I started thinking about this and it hit me, as a person familiar with abnormal psychology (thanks, adverse childhood experiences!) – the behavior of these individuals fall into a specific pattern. The naïve indifference to human life, the bland rejection of empathy for others’ distress? Performative regret for mistakes that led to death or destruction? That’s what a psychopath does. How does a psychopath think? Here’s a simple definition, according to Verywellmind.com:
- Pretend to care
- Display cold-hearted behavior
- Fail to recognize other people’s distress
- Have relationships that are shallow and fake
- Maintain a normal life as a cover for criminal activity
- Fail to form genuine emotional attachments
- May love people in their own way
I’m not alone in thinking this. According to this study, 20% of business CEOs can be labeled as psychopaths. It’s terrifying to think that such a disregulated type of person should be allowed to have that much control over our lives.
Yet, they do.
Earning our trust is pretty simple, but it requires those actors to reckon with their intentions. Do I want the money or do I really want to help people? Truth is, they want the money and if it helps people along the way – no harm, no foul. If a few people get hurt along the way, the ends justify the means. It’s a road to hell paved with good intentions and we’ve been here before (Looking at you, Borders Books and Bank of America).
Acting like they only have to care to a point, or love people in their own way – if that’s not psychopathy, it’s certainly a hole big enough for a psychopath to swim through.
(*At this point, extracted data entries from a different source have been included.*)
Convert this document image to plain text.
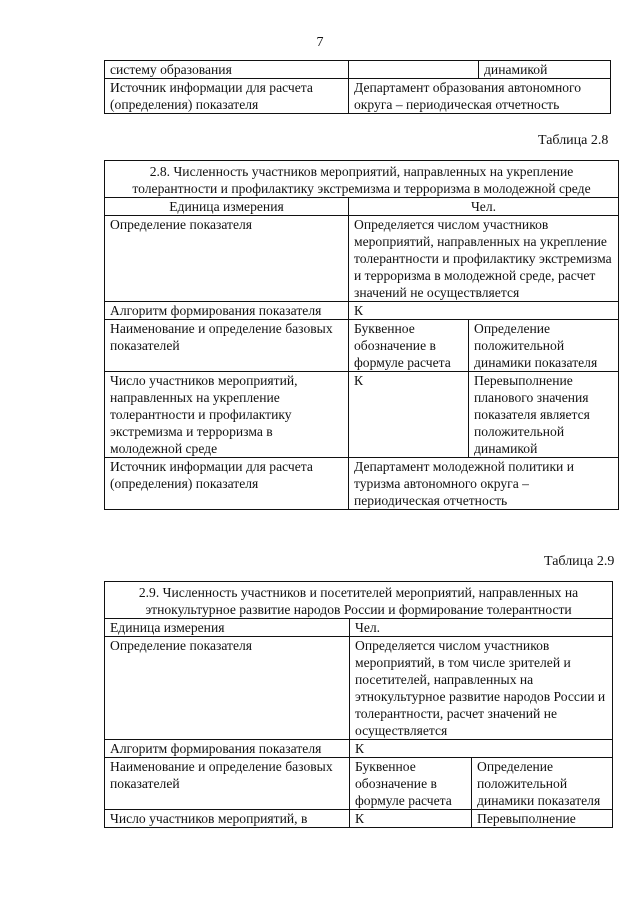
7
систему образования		динамикой
Источник информации для расчета (определения) показателя	Департамент образования автономного округа – периодическая отчетность	
Таблица 2.8
2.8. Численность участников мероприятий, направленных на укрепление толерантности и профилактику экстремизма и терроризма в молодежной среде		
Единица измерения	Чел.	
Определение показателя	Определяется числом участников мероприятий, направленных на укрепление толерантности и профилактику экстремизма и терроризма в молодежной среде, расчет значений не осуществляется	
Алгоритм формирования показателя	К	
Наименование и определение базовых показателей	Буквенное обозначение в формуле расчета	Определение положительной динамики показателя
Число участников мероприятий, направленных на укрепление толерантности и профилактику экстремизма и терроризма в молодежной среде	К	Перевыполнение планового значения показателя является положительной динамикой
Источник информации для расчета (определения) показателя	Департамент молодежной политики и туризма автономного округа – периодическая отчетность	
Таблица 2.9
2.9. Численность участников и посетителей мероприятий, направленных на этнокультурное развитие народов России и формирование толерантности		
Единица измерения	Чел.	
Определение показателя	Определяется числом участников мероприятий, в том числе зрителей и посетителей, направленных на этнокультурное развитие народов России и толерантности, расчет значений не осуществляется	
Алгоритм формирования показателя	К	
Наименование и определение базовых показателей	Буквенное обозначение в формуле расчета	Определение положительной динамики показателя
Число участников мероприятий, в	К	Перевыполнение
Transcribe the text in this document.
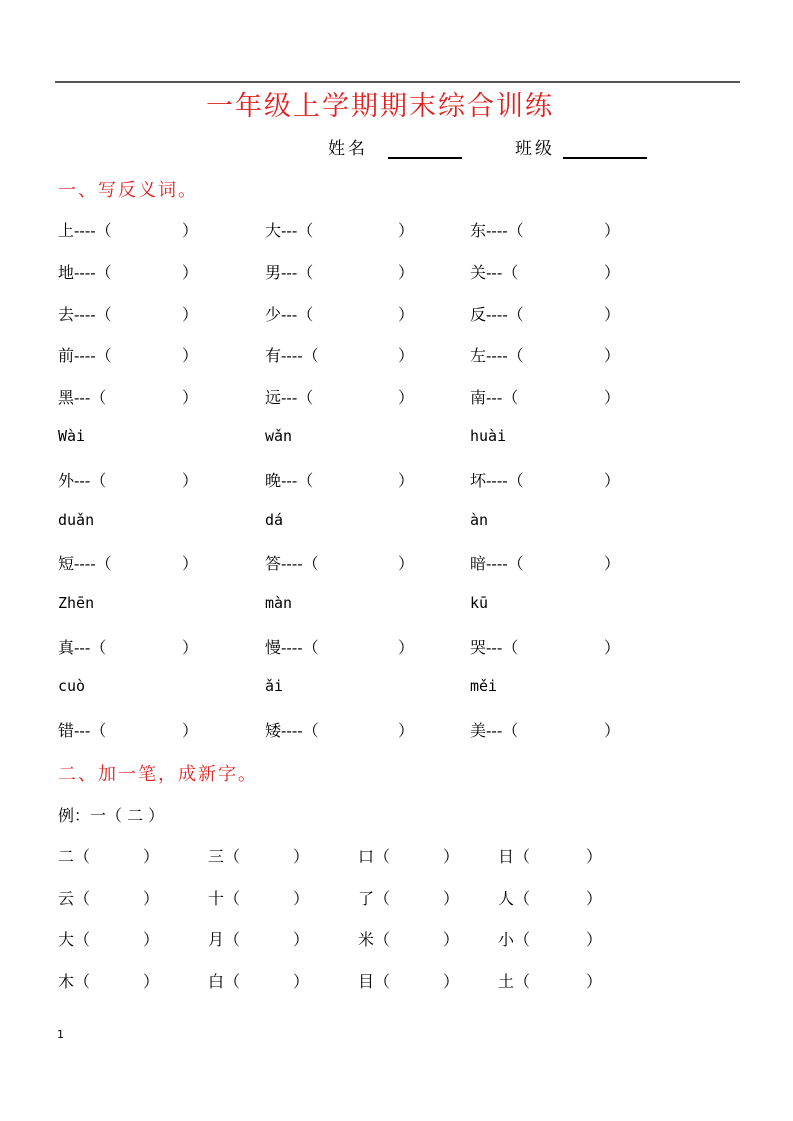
一年级上学期期末综合训练
姓名	班级
一、写反义词。
上----（	）	大---（	）	东----（	）
地----（	）	男---（	）	关---（	）
去----（	）	少---（	）	反----（	）
前----（	）	有----（	）	左----（	）
黑---（	）	远---（	）	南---（	）
Wài	wǎn	huài
外---（	）	晚---（	）	坏----（	）
duǎn	dá	àn
短----（	）	答----（	）	暗----（	）
Zhēn	màn	kū
真---（	）	慢----（	）	哭---（	）
cuò	ǎi	měi
错---（	）	矮----（	）	美---（	）
二、加一笔，成新字。
例：一（ 二 ）
二（	）	三（	）	口（	） 日（	）
云（	）	十（	）	了（	） 人（	）
大（	）	月（	）	米（	） 小（	）
木（	）	白（	）	目（	） 土（	）
1
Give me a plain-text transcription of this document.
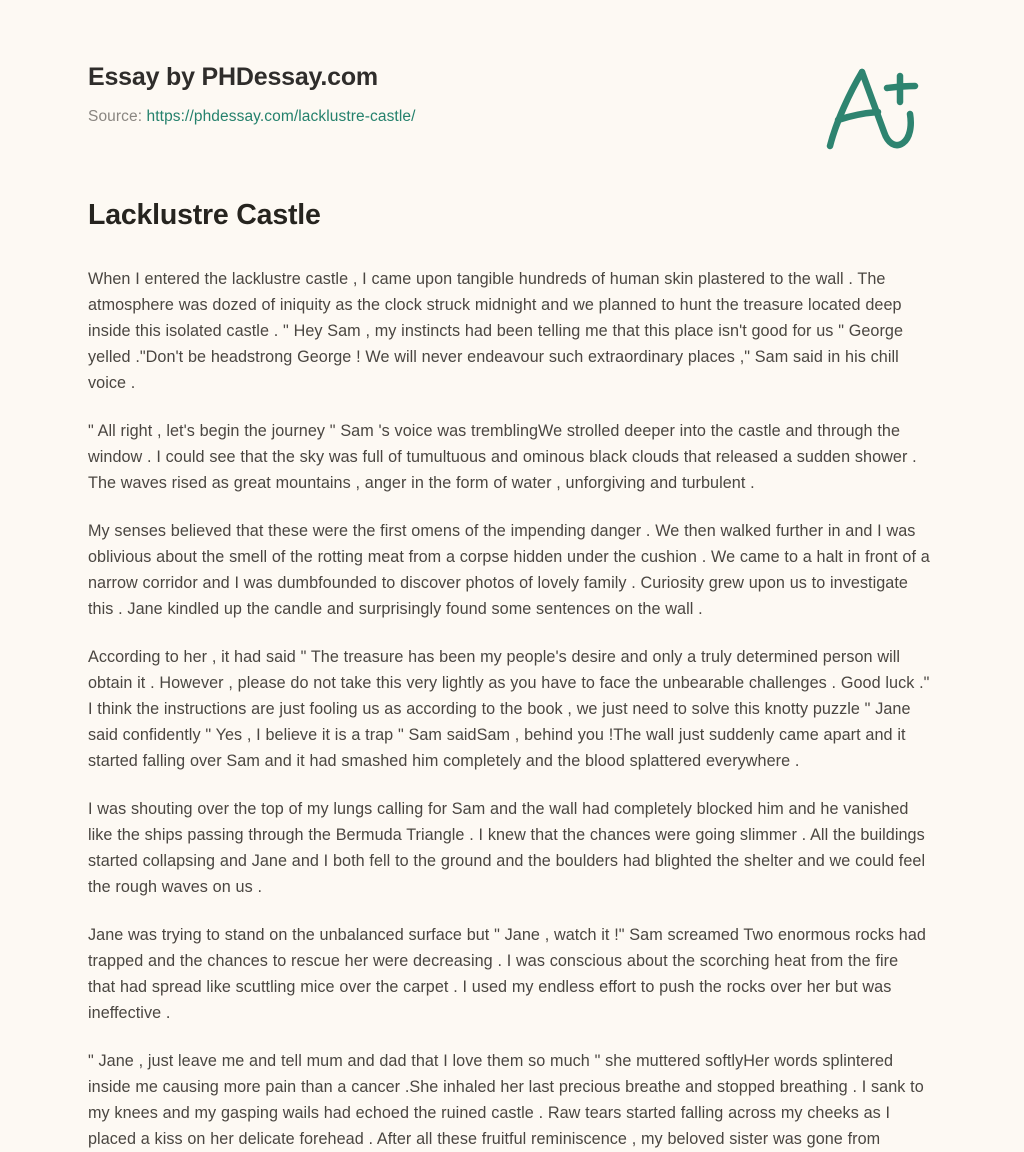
Essay by PHDessay.com
Source: https://phdessay.com/lacklustre-castle/
Lacklustre Castle

When I entered the lacklustre castle , I came upon tangible hundreds of human skin plastered to the wall . The atmosphere was dozed of iniquity as the clock struck midnight and we planned to hunt the treasure located deep inside this isolated castle . " Hey Sam , my instincts had been telling me that this place isn't good for us " George yelled ."Don't be headstrong George ! We will never endeavour such extraordinary places ," Sam said in his chill voice .

" All right , let's begin the journey " Sam 's voice was tremblingWe strolled deeper into the castle and through the window . I could see that the sky was full of tumultuous and ominous black clouds that released a sudden shower . The waves rised as great mountains , anger in the form of water , unforgiving and turbulent .

My senses believed that these were the first omens of the impending danger . We then walked further in and I was oblivious about the smell of the rotting meat from a corpse hidden under the cushion . We came to a halt in front of a narrow corridor and I was dumbfounded to discover photos of lovely family . Curiosity grew upon us to investigate this . Jane kindled up the candle and surprisingly found some sentences on the wall .

According to her , it had said " The treasure has been my people's desire and only a truly determined person will obtain it . However , please do not take this very lightly as you have to face the unbearable challenges . Good luck ." I think the instructions are just fooling us as according to the book , we just need to solve this knotty puzzle " Jane said confidently " Yes , I believe it is a trap " Sam saidSam , behind you !The wall just suddenly came apart and it started falling over Sam and it had smashed him completely and the blood splattered everywhere .

I was shouting over the top of my lungs calling for Sam and the wall had completely blocked him and he vanished like the ships passing through the Bermuda Triangle . I knew that the chances were going slimmer . All the buildings started collapsing and Jane and I both fell to the ground and the boulders had blighted the shelter and we could feel the rough waves on us .

Jane was trying to stand on the unbalanced surface but " Jane , watch it !" Sam screamed Two enormous rocks had trapped and the chances to rescue her were decreasing . I was conscious about the scorching heat from the fire that had spread like scuttling mice over the carpet . I used my endless effort to push the rocks over her but was ineffective .

" Jane , just leave me and tell mum and dad that I love them so much " she muttered softlyHer words splintered inside me causing more pain than a cancer .She inhaled her last precious breathe and stopped breathing . I sank to my knees and my gasping wails had echoed the ruined castle . Raw tears started falling across my cheeks as I placed a kiss on her delicate forehead . After all these fruitful reminiscence , my beloved sister was gone from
Is that what we want for our future?
How Do We Avoid This?
An AI company – with keys to the rest of the future – should be acting with good intentions. AI companies should be working to earn our trust. How will we know when to trust an AI company’s intentions? Pretty easy – they aren’t doing it for the money. Imagine a world where Jeff Bezos, Mark Zuckerberg, Marc Benioff or Larry Ellison goes:
“I have invested $15 billion in the next generation of AI to ensure that artificial intelligence will benefit human society and contribute to the progress of civilization. Since it’s important to make sure everything is handled in the best way – there is a board of supervisors, and a board of directors. The supervisors will interpret day-to-day operations based on the governing principles of the directors, and the directors have been appointed to maintain the following general laws of artificial intelligence:
- An AI may not injure a human being or, through inaction, allow a human being to come to physical, financial, emotional, or mental harm
- An AI can be used to build tools to benefit humans, except where such tools would conflict with the First Law
- An AI can protect its own existence as long as such protection does not conflict with the First or Second Law
“Let’s make this perfectly clear – I will not benefit in any way financially from this investment. A society grows great when old men plant trees in whose shade they shall never sit.’ I will never sit under these trees, but their shade will cool the human problems that threaten to burn us all alive. In a hundred, or perhaps a thousand years, humans will be able to look back upon us and say ‘good job.'”
Sadly – we don’t seem to be at that part of the future yet. We’re witnessing many craven, shamelessly self-interested decisions marketed as ‘necessary.’ None of it’s necessary, not if you aren’t a psychopath.
If you’re a regular human being, you want this tool – whatever it becomes – to be used wisely and YOU’LL SAY SO. Then – shocking – YOU’LL ACTUALLY ACT WITH THAT INTENTION.
Now What?
I’m not naïve – I know that kind of message would probably get a CEO slaughtered by their shareholders. Maybe out there in all the people publishing those ‘dire warnings about AI’ are the people who actually care. They’re staking their reputation on warning us about the risks of such a powerful tool. I’d trust that person a hundred times more than the person going ‘hey, it’s all gonna be okay.’
That’s what a psychopath says.
My advice for assimilating the news about AI companies is pretty simple. If you want to understand what AI companies are doing, or what their intentions are based on their stated goals, just think like a psychopath. It’ll make that much more sense.